Honoring the man
As former Linfield College football player and athletic Hall of Famer Pete Dengenis tells it, the idea was hatched on a bike ride.
Dengenis was riding around the Burke-Gilman Trail in Seattle, where he makes his home, when he happened across a bronze statue. The moment intersected with his increasing involvement in discussions with fellow Wildcat alumni to honor the late Linfield football coach and athletic director Paul Durham with a permanent, on-campus tribute.
“I thought this would be a nice honor for him,” Dengenis says. “I started researching to see if this is going to be possible, how much this is going to cost.”
Come October, a bronze reproduction of the man whose Wildcat football teams started Linfield’s 58-year-long winning-season streak will stand sentry on the greenspace between the Health, Human Performance and Athletics building – which houses Ted Wilson Gymnasium and various athletic training and locker rooms – and the Aquatics Building. The space is adjacent to Maxwell Field.
Dengenis shared the idea with a former Linfield teammate, Mike Stelman, who contributed $5,000 of his own money. The project has since raised $56,000 from more than 80 donors. Wildcat football players Bob Haack and Bob Ferguson and former sports information directors Tim Marsh and George Murdock have aided the fundraising effort.
A group of Linfield alumni and football players previously coached by Durham lobbied with the college’s administration to name a building on campus after Durham. That plan did not come to fruition.
Instead, Linfield agreed to name the lobby and foyer of the Health, Human Performance and Athletics building in Durham’s honor at a cost of $9,000, to be paid for entirely by donations.
In addition to the bronze likeness of Durham, a 1,500-pound granite marker will celebrate Durham’s election into 10 halls of fame – including the Oregon Sports Hall of Fame and NAIA Hall of Fame – and recall an incident from the 1965 Champion Bowl, held in Augusta, Georgia.
After the Wildcats lost the NAIA national championship game to St. John’s (Minnesota), 33-0, Durham learned that Linfield’s black and Hawaiian players would be required to eat in the kitchen during a postgame banquet. Durham instructed his entire team to go into the kitchen to eat. The hotel refused to accommodate that many people in its kitchen, so Durham proclaimed the team would not eat. No Wildcats did.
The marker will be surrounded by an eight-foot-wide walkway, benches for seating and up-lighting on the monument, according to Dengenis. He estimates the total cost at around $53,000.
Any additional money raised will be placed into the Paul Durham Endowment Fund to support Linfield academic and athletic causes, according to Haack.
Bronze sculptor Heather Green of Cascade Locks will be crafting the monument – not a statue, Dengenis is quick to point out, because it will be taller than Durham was in real life. The Durham monument will stand approximately eight feet tall; the man himself stood 6-foot-4.

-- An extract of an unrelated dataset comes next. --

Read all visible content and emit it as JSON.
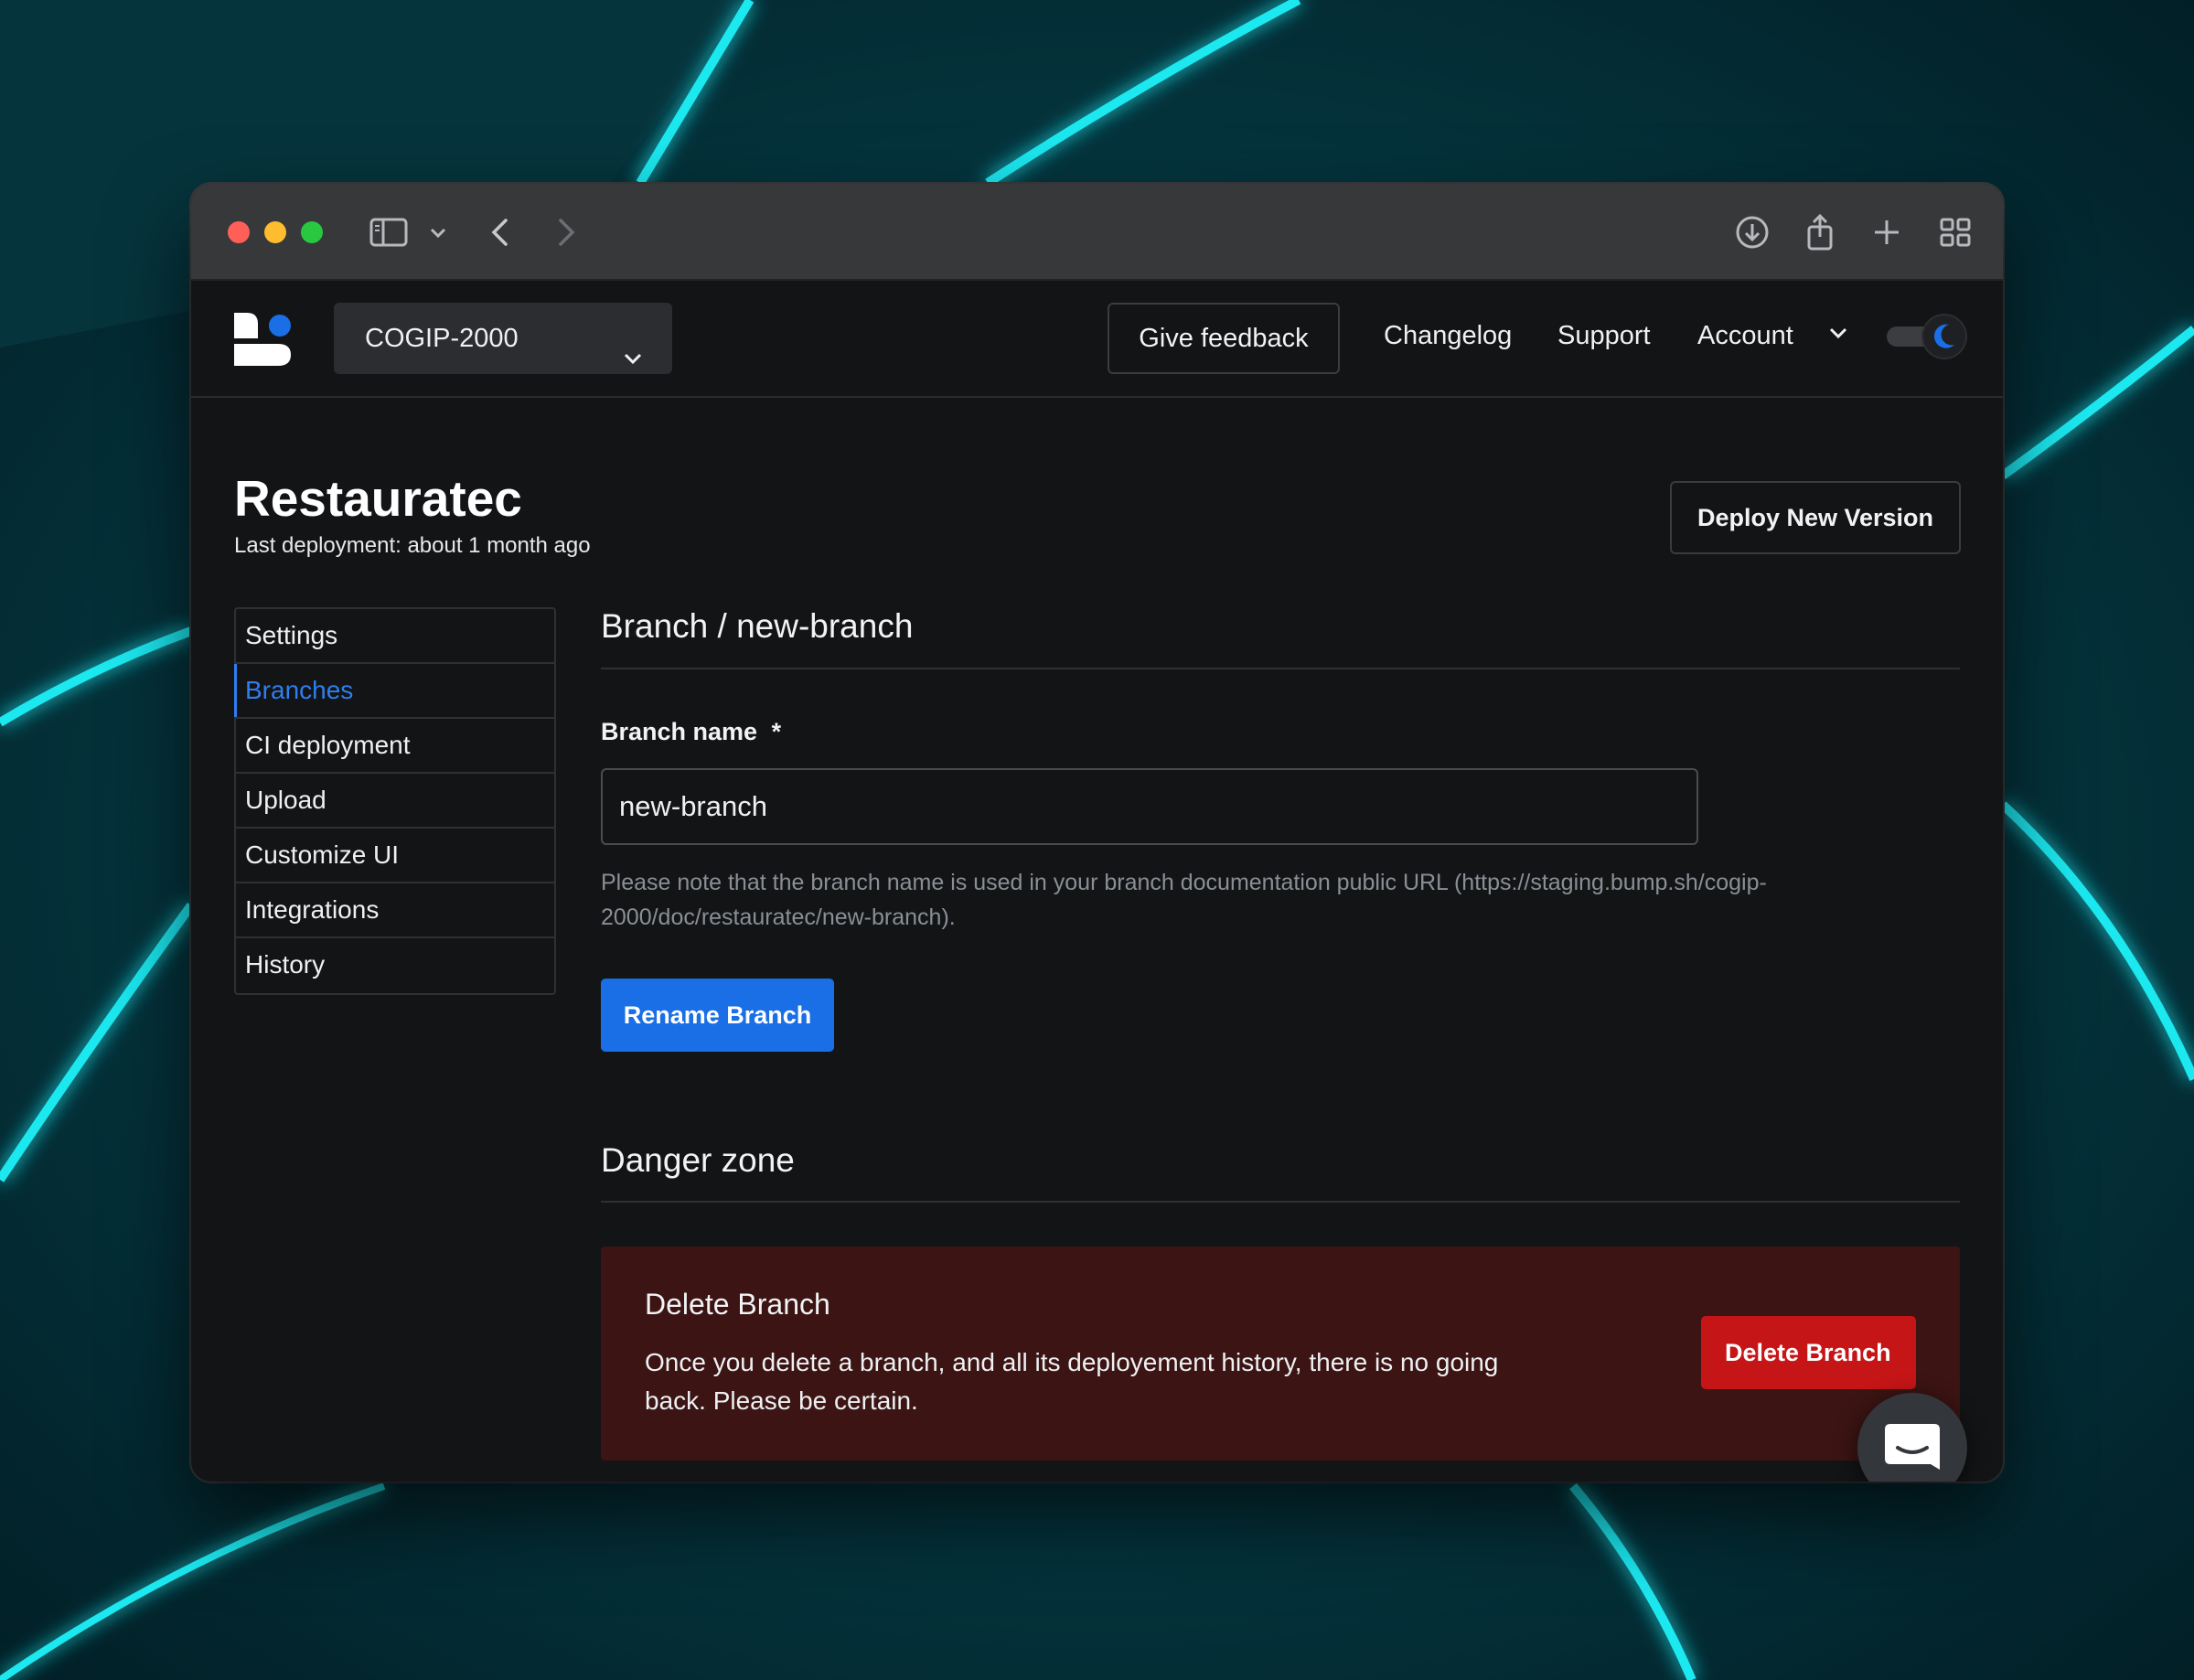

The conception of the face and the monument’s pose will be finalized “in the next couple of weeks,” according to David Ostrander, Linfield College’s Vice President for Institutional Advancement, who has served as a liaison between the college and the alumni group.
Once the image is created, Green will make a clay figure to better represent the monument, the final step before the creation of the sculpture.
“It’s a pretty intricate process and very interesting in its own right,” Ostrander says. “Because it’s fairly local, we’ll be able to keep track of the process.”
Dedication of the monument will occur at 11 a.m. on Oct. 18, a couple hours before Linfield’s Homecoming football game against Whitworth.
“That’s going to be quite an event,” Haack said. “We’re inviting national championship players from the NAIA (championship teams at Linfield). We’ve invited the best we can locate and find, teammates from all three teams to be by for the event.”
Durham compiled a 122-51-10 record as head coach of the Wildcats from 1948 to 1967, winning six Northwest Conference championships and making two NAIA national championship games. He also held the athletic director title from 1949 to 1968, taught classes at Linfield College and served as sports editor of the McMinnville News-Register, where his “Dodging with Durham” column kept Yamhill County apprised on the sporting world at large.
“He was actually a Renaissance man,” Dengenis says. “He had a real rich baritone voice and he was a singer at weddings. He was involved in community theater. He actually started and nurtured and was the pioneer of the Linfield Way -- and that is doing things the right way and doing them the right way the first time and doing them with honesty and integrity.”